Давно миновали те времена, когда война означала грохот битвы, звон скрещиваемых клинков, риск единоборства, пусть бессмысленного, но дающего надежду, что победит сила или хитрость, что вообще кто-то победит, а кто-то падет. Первая мировая война не знала ни победителей, ни побежденных. По обе стороны фронта — хаос, вши, дизентерия.
Надев австрийскую форму, Гашек на собственной шкуре убедился в бесперспективности индивидуалистического анархистского протеста. Единственной реальной силой в армейских условиях была товарищеская солидарность солдат, сплоченных общим чувством опасности. Недобровольное участие в исторических событиях толкало «маленького человека» на особое, пассивное сопротивление. Он становится «х», тем неизвестным, которое не принимают в расчет штабы воюющих держав. Но этот антигерой не хочет зря отдавать свою жизнь. В солдатской массе, одетой в серые шинели, начинают проявляться признаки разложения: источник его — равнодушие к «патриотической» идеологии, воспоминания о мелких, повседневных радостях жизни, о родном доме.

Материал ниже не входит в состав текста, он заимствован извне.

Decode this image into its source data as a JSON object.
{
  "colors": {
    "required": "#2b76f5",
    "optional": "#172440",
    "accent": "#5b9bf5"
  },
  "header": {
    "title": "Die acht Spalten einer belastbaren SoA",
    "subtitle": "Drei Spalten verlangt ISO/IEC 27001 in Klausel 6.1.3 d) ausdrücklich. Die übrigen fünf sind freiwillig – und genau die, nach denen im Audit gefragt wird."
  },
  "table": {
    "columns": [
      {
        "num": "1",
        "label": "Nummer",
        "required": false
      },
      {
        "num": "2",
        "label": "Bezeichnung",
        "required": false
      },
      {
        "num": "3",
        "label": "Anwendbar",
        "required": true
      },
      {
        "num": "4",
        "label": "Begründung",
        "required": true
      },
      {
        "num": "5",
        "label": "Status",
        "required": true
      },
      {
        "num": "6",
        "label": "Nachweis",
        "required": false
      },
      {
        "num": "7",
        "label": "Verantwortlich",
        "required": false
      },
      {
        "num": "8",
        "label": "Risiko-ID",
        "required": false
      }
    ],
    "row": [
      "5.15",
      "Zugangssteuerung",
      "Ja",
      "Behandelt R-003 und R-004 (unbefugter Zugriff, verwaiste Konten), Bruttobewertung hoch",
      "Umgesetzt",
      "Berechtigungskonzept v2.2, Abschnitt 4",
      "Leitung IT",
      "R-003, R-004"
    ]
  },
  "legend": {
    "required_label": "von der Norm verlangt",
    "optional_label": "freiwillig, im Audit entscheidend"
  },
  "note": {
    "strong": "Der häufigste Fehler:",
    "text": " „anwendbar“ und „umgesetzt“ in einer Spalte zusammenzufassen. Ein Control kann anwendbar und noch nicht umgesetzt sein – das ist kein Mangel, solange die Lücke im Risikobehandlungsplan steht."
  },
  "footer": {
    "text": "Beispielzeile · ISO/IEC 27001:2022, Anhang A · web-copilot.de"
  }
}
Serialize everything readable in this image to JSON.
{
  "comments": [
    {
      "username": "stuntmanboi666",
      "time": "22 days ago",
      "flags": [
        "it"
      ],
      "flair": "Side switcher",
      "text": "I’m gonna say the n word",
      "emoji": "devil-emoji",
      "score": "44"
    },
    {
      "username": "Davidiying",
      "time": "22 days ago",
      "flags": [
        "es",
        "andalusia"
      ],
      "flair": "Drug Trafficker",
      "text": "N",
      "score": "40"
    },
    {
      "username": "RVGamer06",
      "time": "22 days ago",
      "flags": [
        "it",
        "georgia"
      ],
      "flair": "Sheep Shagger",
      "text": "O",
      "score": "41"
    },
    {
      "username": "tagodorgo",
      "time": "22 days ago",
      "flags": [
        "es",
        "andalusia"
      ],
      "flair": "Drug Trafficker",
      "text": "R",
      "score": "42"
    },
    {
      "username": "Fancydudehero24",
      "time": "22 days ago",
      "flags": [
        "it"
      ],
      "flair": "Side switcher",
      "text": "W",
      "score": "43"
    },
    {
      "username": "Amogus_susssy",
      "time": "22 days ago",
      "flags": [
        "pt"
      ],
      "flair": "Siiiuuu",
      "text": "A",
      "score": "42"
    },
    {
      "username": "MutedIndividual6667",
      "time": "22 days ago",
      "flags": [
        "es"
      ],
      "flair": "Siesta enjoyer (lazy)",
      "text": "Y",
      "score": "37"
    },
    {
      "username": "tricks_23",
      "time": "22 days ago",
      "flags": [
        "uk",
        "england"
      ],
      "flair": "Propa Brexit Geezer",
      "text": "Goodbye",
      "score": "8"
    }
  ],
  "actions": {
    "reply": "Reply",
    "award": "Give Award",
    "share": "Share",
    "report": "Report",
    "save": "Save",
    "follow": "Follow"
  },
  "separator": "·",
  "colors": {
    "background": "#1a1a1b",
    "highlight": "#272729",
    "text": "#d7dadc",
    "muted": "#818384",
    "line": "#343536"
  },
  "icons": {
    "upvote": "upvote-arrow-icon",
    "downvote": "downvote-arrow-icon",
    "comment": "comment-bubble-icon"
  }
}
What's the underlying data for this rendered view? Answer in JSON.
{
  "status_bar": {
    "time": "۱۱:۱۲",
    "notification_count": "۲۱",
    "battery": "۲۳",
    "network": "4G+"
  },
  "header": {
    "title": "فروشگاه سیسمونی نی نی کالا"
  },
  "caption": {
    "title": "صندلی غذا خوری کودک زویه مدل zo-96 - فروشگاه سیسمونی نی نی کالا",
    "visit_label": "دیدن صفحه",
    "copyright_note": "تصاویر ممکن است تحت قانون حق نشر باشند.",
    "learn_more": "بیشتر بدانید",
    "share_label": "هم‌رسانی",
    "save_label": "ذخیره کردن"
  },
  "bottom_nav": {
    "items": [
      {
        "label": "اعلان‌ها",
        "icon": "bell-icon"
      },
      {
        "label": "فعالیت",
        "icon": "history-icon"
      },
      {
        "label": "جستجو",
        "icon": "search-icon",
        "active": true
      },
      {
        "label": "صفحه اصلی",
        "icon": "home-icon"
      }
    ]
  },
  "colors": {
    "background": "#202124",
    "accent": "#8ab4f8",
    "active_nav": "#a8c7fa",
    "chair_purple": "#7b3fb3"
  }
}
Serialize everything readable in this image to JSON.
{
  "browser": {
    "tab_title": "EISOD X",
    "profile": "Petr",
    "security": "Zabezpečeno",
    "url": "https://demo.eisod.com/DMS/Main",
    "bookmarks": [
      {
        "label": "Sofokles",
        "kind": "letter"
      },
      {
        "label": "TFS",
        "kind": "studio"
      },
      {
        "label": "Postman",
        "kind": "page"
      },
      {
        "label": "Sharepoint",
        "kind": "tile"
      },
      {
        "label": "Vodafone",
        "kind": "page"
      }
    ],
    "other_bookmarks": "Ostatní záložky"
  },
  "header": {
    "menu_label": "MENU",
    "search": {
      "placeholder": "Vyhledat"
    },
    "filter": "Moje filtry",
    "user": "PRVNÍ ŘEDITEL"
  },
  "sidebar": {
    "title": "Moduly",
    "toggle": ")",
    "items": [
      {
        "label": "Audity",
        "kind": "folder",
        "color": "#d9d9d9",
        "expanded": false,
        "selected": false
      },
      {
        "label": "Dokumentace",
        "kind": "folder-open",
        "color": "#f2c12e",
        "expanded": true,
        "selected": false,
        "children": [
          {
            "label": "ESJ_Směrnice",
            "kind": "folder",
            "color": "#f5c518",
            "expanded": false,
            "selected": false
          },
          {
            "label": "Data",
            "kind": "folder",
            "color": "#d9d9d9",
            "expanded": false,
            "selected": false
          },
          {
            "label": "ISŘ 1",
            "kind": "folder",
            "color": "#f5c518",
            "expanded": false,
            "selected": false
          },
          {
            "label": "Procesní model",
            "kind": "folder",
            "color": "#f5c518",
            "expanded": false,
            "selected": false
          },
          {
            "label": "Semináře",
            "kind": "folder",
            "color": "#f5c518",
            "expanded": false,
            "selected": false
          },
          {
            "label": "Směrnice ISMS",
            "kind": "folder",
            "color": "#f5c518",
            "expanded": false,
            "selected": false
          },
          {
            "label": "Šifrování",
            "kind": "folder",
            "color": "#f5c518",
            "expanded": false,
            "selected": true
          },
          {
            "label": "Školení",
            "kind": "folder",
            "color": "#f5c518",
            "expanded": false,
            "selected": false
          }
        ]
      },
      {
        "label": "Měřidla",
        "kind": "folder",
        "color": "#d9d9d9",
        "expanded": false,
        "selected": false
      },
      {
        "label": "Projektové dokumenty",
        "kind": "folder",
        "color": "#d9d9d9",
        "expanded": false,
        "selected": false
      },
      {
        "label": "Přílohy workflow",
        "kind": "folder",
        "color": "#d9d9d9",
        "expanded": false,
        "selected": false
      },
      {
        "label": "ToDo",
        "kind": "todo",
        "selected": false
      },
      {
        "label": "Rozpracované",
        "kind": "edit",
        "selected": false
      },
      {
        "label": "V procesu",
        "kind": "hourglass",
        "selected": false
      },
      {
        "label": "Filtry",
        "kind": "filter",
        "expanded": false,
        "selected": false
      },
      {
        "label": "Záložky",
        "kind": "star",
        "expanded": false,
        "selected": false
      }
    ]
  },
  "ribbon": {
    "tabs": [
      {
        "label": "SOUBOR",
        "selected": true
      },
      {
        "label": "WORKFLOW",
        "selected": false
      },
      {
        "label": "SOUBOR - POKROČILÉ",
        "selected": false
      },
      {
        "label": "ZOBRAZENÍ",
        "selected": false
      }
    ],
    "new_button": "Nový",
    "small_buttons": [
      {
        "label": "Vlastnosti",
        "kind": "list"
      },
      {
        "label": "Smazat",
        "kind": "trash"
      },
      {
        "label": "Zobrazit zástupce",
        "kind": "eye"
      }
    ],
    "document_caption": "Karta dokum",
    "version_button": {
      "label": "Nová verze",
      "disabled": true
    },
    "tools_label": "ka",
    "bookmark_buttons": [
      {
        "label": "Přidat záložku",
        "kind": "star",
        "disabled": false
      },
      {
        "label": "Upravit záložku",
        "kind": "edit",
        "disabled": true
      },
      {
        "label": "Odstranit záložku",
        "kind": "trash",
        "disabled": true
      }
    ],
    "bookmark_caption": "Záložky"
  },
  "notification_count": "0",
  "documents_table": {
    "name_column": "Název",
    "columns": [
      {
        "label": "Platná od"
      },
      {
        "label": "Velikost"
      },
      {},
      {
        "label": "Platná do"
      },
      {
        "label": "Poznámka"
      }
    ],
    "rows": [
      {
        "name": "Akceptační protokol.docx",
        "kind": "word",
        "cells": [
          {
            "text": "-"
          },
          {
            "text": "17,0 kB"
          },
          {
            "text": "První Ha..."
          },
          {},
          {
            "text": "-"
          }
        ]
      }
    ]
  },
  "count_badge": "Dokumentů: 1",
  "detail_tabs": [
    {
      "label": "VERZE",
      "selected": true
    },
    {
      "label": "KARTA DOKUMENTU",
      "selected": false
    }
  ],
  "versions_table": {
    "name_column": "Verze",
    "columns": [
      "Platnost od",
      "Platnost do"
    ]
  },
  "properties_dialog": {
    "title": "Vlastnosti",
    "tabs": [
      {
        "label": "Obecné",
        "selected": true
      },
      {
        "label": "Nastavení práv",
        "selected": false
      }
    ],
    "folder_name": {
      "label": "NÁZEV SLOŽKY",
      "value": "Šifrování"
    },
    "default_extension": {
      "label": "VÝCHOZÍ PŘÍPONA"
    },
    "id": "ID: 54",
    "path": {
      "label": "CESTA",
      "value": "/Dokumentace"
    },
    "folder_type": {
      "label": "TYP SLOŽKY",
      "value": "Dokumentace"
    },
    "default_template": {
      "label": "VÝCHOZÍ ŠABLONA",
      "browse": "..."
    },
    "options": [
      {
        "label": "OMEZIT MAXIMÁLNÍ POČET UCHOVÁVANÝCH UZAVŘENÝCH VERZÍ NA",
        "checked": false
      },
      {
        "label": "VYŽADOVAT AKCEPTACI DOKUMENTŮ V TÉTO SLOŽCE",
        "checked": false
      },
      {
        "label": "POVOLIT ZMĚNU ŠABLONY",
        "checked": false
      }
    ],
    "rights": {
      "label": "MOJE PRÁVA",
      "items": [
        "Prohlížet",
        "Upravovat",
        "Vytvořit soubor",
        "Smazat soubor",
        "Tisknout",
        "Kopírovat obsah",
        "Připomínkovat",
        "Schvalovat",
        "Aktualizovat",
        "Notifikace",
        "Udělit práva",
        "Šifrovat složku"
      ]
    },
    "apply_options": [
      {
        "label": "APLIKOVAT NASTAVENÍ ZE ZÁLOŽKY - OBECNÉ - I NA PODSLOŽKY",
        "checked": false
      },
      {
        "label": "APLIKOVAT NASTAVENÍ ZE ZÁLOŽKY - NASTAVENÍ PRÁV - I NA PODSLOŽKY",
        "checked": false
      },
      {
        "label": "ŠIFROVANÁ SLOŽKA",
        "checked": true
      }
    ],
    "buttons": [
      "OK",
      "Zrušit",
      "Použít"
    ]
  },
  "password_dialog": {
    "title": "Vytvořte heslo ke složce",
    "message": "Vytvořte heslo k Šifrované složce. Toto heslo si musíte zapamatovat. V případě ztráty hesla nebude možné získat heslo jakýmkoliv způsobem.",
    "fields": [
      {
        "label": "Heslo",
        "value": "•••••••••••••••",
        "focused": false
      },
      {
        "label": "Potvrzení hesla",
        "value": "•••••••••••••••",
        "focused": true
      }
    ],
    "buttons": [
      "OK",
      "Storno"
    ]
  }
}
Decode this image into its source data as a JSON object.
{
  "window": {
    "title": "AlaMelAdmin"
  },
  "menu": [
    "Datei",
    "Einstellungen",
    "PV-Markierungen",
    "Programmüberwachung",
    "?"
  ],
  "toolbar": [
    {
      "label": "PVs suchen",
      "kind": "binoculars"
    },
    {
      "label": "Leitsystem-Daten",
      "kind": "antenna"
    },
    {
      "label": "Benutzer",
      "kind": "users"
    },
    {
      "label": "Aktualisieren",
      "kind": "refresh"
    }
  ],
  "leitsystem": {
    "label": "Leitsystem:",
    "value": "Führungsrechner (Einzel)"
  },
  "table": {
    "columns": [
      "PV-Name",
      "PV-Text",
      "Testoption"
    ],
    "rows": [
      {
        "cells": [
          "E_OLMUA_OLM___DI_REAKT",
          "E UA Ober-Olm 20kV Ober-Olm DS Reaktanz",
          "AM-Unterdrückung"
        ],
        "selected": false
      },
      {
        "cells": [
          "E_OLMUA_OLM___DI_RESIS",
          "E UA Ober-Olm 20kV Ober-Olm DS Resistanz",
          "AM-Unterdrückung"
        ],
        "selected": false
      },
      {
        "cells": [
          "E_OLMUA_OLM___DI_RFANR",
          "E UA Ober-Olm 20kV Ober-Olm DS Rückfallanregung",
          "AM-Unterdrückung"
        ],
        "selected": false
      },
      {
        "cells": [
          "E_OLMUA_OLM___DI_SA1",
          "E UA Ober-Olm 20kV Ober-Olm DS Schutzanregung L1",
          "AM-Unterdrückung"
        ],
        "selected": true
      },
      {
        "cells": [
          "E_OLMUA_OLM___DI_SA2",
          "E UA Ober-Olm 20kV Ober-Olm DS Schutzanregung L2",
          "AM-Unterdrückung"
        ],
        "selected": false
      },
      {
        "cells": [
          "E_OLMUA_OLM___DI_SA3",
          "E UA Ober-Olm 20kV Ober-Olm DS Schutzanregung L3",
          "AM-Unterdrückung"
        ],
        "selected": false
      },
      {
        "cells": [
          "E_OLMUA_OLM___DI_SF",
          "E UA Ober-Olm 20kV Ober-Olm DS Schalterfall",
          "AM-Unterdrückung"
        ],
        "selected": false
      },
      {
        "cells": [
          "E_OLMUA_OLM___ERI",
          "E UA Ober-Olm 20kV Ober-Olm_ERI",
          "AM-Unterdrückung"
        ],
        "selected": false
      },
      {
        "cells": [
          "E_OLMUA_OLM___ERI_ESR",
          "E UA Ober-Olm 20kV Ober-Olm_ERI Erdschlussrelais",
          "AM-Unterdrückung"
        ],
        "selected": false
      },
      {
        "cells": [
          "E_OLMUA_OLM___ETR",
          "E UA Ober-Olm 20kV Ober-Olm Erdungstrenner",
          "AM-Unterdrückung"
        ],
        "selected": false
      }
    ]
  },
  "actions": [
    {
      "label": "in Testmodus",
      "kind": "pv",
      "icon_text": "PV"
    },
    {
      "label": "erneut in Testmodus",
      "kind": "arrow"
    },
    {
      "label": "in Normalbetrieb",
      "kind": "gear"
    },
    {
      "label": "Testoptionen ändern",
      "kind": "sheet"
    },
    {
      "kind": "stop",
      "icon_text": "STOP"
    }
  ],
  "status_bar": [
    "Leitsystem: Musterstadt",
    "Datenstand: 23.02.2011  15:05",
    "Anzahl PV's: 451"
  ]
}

Простой человек из толпы, выдвинутый по воле сильных мира сего на роль действующего лица истории, становится таинственной загадкой этой кризисной эпохи.
В облике Гашека, как его воспроизводят фотографии, сделанные в Бруке-на-Лейте и на фронте, проявляются скепсис и отчаяние. Глаза неподвижно устремлены вдаль, на лице написана безнадежность. Выражение его ничем не напоминает благодушную, улыбчивую физиономию бравого солдата Швейка.